Gedenkstätte

Haftkrankenhaus der Stasi nach Sanierung geöffnet

Das ehemalige zentrale Haftkrankenhaus des DDR-Staatssicherheitsdienstes in Hohenschönhausen kann wieder besichtigt werden. Nach 13-monatiger Sanierung des unter Denkmalschutz stehenden Gebäudes im früheren Stasi-Gefängnis an der Genslerstraße 66 werden am morgigen Sonntag wieder die ersten Führungen angeboten.

Sie beginnen um 10.15 Uhr und dauern jeweils 90 Minuten. Die letzte Runde in der heutigen Gedenkstätte startet um 16.15 Uhr. Künftig finden jeden Mittwoch um 13 Uhr Besichtungen statt, für Gruppen nach vorheriger Anmeldung.

Das Krankenhaus war 1995 in einem stark verwüsteten Zustand von der Gedenkstätte übernommen worden.

Nach der Sanierung können die Besucher nun wieder die historische Alarmanlage hören und die sogenannte "Ampelanlage" erleben, mit der verhindert werden sollte, dass sich Häftlinge begegneten. Auch die einstige Überwachungszentrale funktioniert wieder. Heizungs- und Elektroanlagen wurden erneuert, Wände geweißt. Die Besucher können die Krankenzellen, den OP-Saal, die Röntgen- und Laborräume sowie das Chefarztbüro weitgehend im Originalzustand besichtigen.

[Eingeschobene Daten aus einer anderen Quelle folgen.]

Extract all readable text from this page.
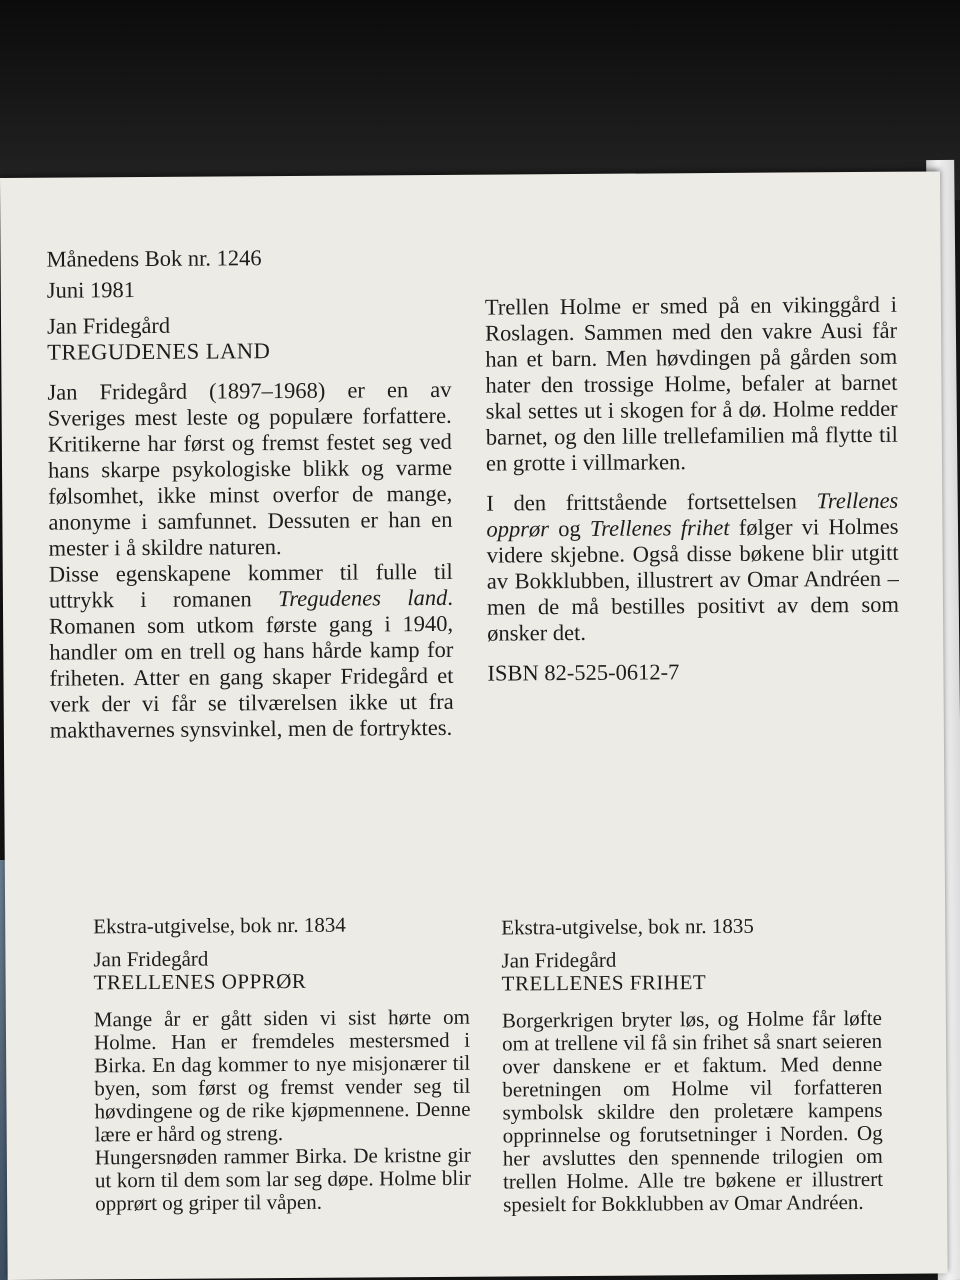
Månedens Bok nr. 1246
Juni 1981
Jan Fridegård
TREGUDENES LAND

Jan Fridegård (1897–1968) er en av Sveriges mest leste og populære forfattere. Kritikerne har først og fremst festet seg ved hans skarpe psykologiske blikk og varme følsomhet, ikke minst overfor de mange, anonyme i samfunnet. Dessuten er han en mester i å skildre naturen.

Disse egenskapene kommer til fulle til uttrykk i romanen Tregudenes land. Romanen som utkom første gang i 1940, handler om en trell og hans hårde kamp for friheten. Atter en gang skaper Fridegård et verk der vi får se tilværelsen ikke ut fra makthavernes synsvinkel, men de fortryktes.

Trellen Holme er smed på en vikinggård i Roslagen. Sammen med den vakre Ausi får han et barn. Men høvdingen på gården som hater den trossige Holme, befaler at barnet skal settes ut i skogen for å dø. Holme redder barnet, og den lille trellefamilien må flytte til en grotte i villmarken.

I den frittstående fortsettelsen Trellenes opprør og Trellenes frihet følger vi Holmes videre skjebne. Også disse bøkene blir utgitt av Bokklubben, illustrert av Omar Andréen – men de må bestilles positivt av dem som ønsker det.

ISBN 82-525-0612-7
Ekstra-utgivelse, bok nr. 1834
Jan Fridegård
TRELLENES OPPRØR

Mange år er gått siden vi sist hørte om Holme. Han er fremdeles mestersmed i Birka. En dag kommer to nye misjonærer til byen, som først og fremst vender seg til høvdingene og de rike kjøpmennene. Denne lære er hård og streng.

Hungersnøden rammer Birka. De kristne gir ut korn til dem som lar seg døpe. Holme blir opprørt og griper til våpen.

Ekstra-utgivelse, bok nr. 1835
Jan Fridegård
TRELLENES FRIHET

Borgerkrigen bryter løs, og Holme får løfte om at trellene vil få sin frihet så snart seieren over danskene er et faktum. Med denne beretningen om Holme vil forfatteren symbolsk skildre den proletære kampens opprinnelse og forutsetninger i Norden. Og her avsluttes den spennende trilogien om trellen Holme. Alle tre bøkene er illustrert spesielt for Bokklubben av Omar Andréen.
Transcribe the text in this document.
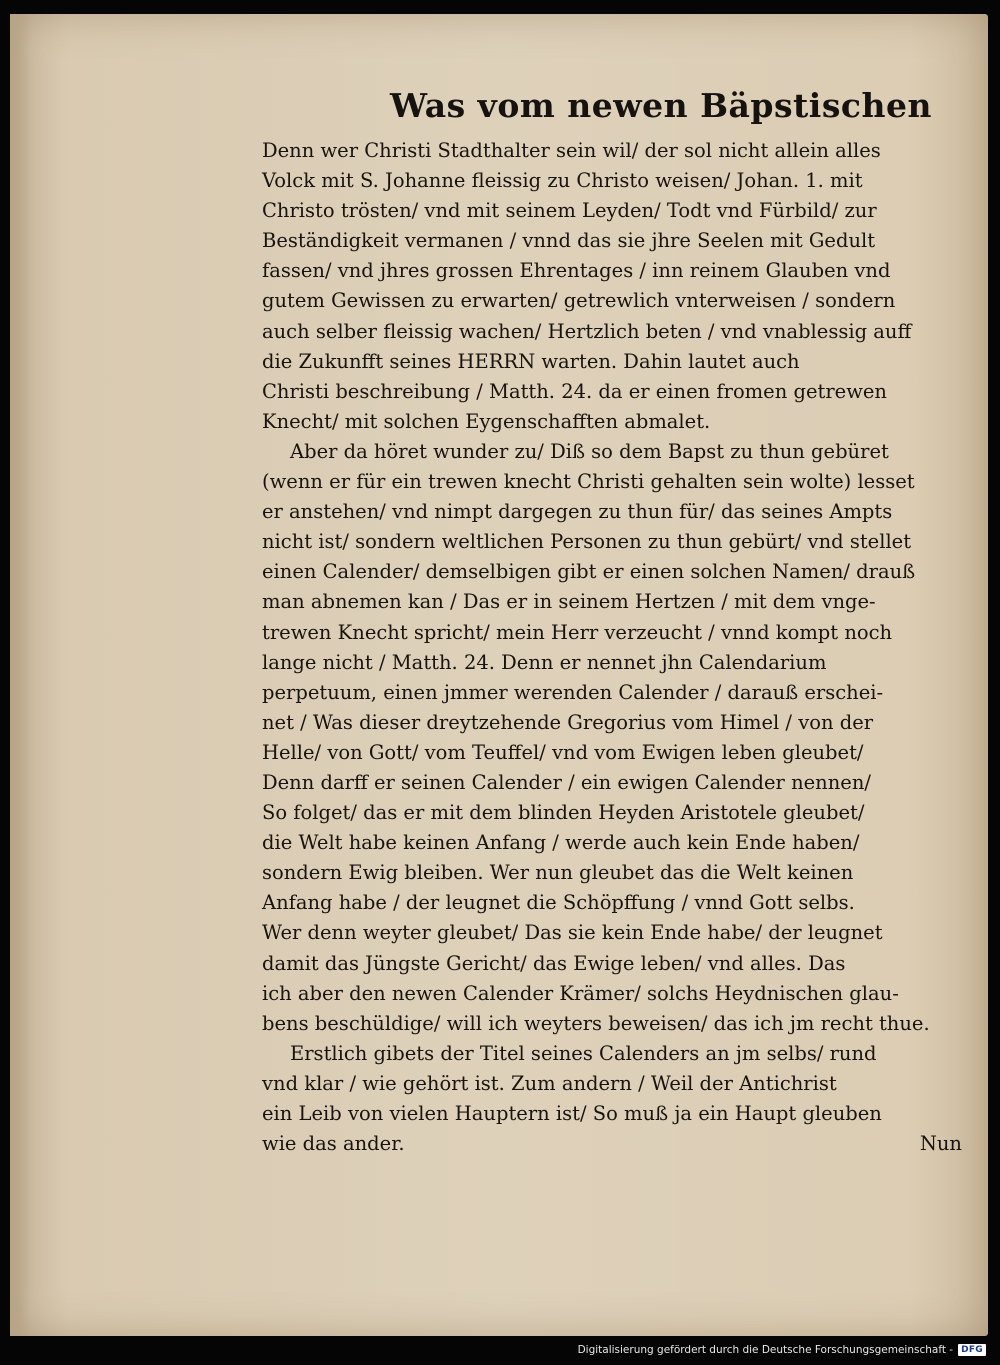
Was vom newen Bäpstischen
Denn wer Christi Stadthalter sein wil/ der sol nicht allein alles
Volck mit S. Johanne fleissig zu Christo weisen/ Johan. 1. mit
Christo trösten/ vnd mit seinem Leyden/ Todt vnd Fürbild/ zur
Beständigkeit vermanen / vnnd das sie jhre Seelen mit Gedult
fassen/ vnd jhres grossen Ehrentages / inn reinem Glauben vnd
gutem Gewissen zu erwarten/ getrewlich vnterweisen / sondern
auch selber fleissig wachen/ Hertzlich beten / vnd vnablessig auff
die Zukunfft seines HERRN warten. Dahin lautet auch
Christi beschreibung / Matth. 24. da er einen fromen getrewen
Knecht/ mit solchen Eygenschafften abmalet.
Aber da höret wunder zu/ Diß so dem Bapst zu thun gebüret
(wenn er für ein trewen knecht Christi gehalten sein wolte) lesset
er anstehen/ vnd nimpt dargegen zu thun für/ das seines Ampts
nicht ist/ sondern weltlichen Personen zu thun gebürt/ vnd stellet
einen Calender/ demselbigen gibt er einen solchen Namen/ drauß
man abnemen kan / Das er in seinem Hertzen / mit dem vnge-
trewen Knecht spricht/ mein Herr verzeucht / vnnd kompt noch
lange nicht / Matth. 24. Denn er nennet jhn Calendarium
perpetuum, einen jmmer werenden Calender / darauß erschei-
net / Was dieser dreytzehende Gregorius vom Himel / von der
Helle/ von Gott/ vom Teuffel/ vnd vom Ewigen leben gleubet/
Denn darff er seinen Calender / ein ewigen Calender nennen/
So folget/ das er mit dem blinden Heyden Aristotele gleubet/
die Welt habe keinen Anfang / werde auch kein Ende haben/
sondern Ewig bleiben. Wer nun gleubet das die Welt keinen
Anfang habe / der leugnet die Schöpffung / vnnd Gott selbs.
Wer denn weyter gleubet/ Das sie kein Ende habe/ der leugnet
damit das Jüngste Gericht/ das Ewige leben/ vnd alles. Das
ich aber den newen Calender Krämer/ solchs Heydnischen glau-
bens beschüldige/ will ich weyters beweisen/ das ich jm recht thue.
Erstlich gibets der Titel seines Calenders an jm selbs/ rund
vnd klar / wie gehört ist. Zum andern / Weil der Antichrist
ein Leib von vielen Hauptern ist/ So muß ja ein Haupt gleuben
wie das ander.	Nun
Digitalisierung gefördert durch die Deutsche Forschungsgemeinschaft - DFG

Allerdings sind nicht mehr alle medizinischen Geräte aus DDR-Zeiten vorhanden.

Gedenkstätte-Direktor Hubert Knabe sprach am Freitag bei einem Presserundgang von einem "Krankengefängnis". Die Häftlinge seien einem medizinischen Apparat ausgeliefert gewesen, der ausschließlich darauf ausgerichtet war, sie trotz schwerster Erkrankungen für Vernehmungen oder einen Prozess wieder einigermaßen fit zu bekommen. In Hohenschönhausen wurden zwischen 1960 und 1989 genau 3170 Inhaftierte aus der gesamten DDR stationär behandelt. Darunter waren auch an der innerdeutschen Grenze oder an der Mauer angeschossenen Flüchtlinge sowie Häftlinge, die einen Selbstmordversuch unter Hungerstreik unternommen hatten. Dem Wachpersonal standen Schlagstöcke, Handfesseln, Gassprays, Fesseln, Zwangsjacken und Pistolen zur Verfügung.

Die damalige junge Moderatorin des DDR-Fernsehens, Edda Schönherz, wurde wegen angeblichen Versuchs einer Republikflucht 1974 in Hohenschönhausen inhaftiert. "Als meine Periode ausblieb, meldete ich mich für die Krankenstation", sagt sie. Aber man habe ihr eine angebliche Schwangerschaft einreden und sie zur Abtreibung überreden wollen. Als sich Schönherz weigerte, wurde sie mit starken Psychopharmaka ruhig gestellt. Sie sagt: "Wir waren den Leuten in Weiß einfach hilflos ausgeliefert."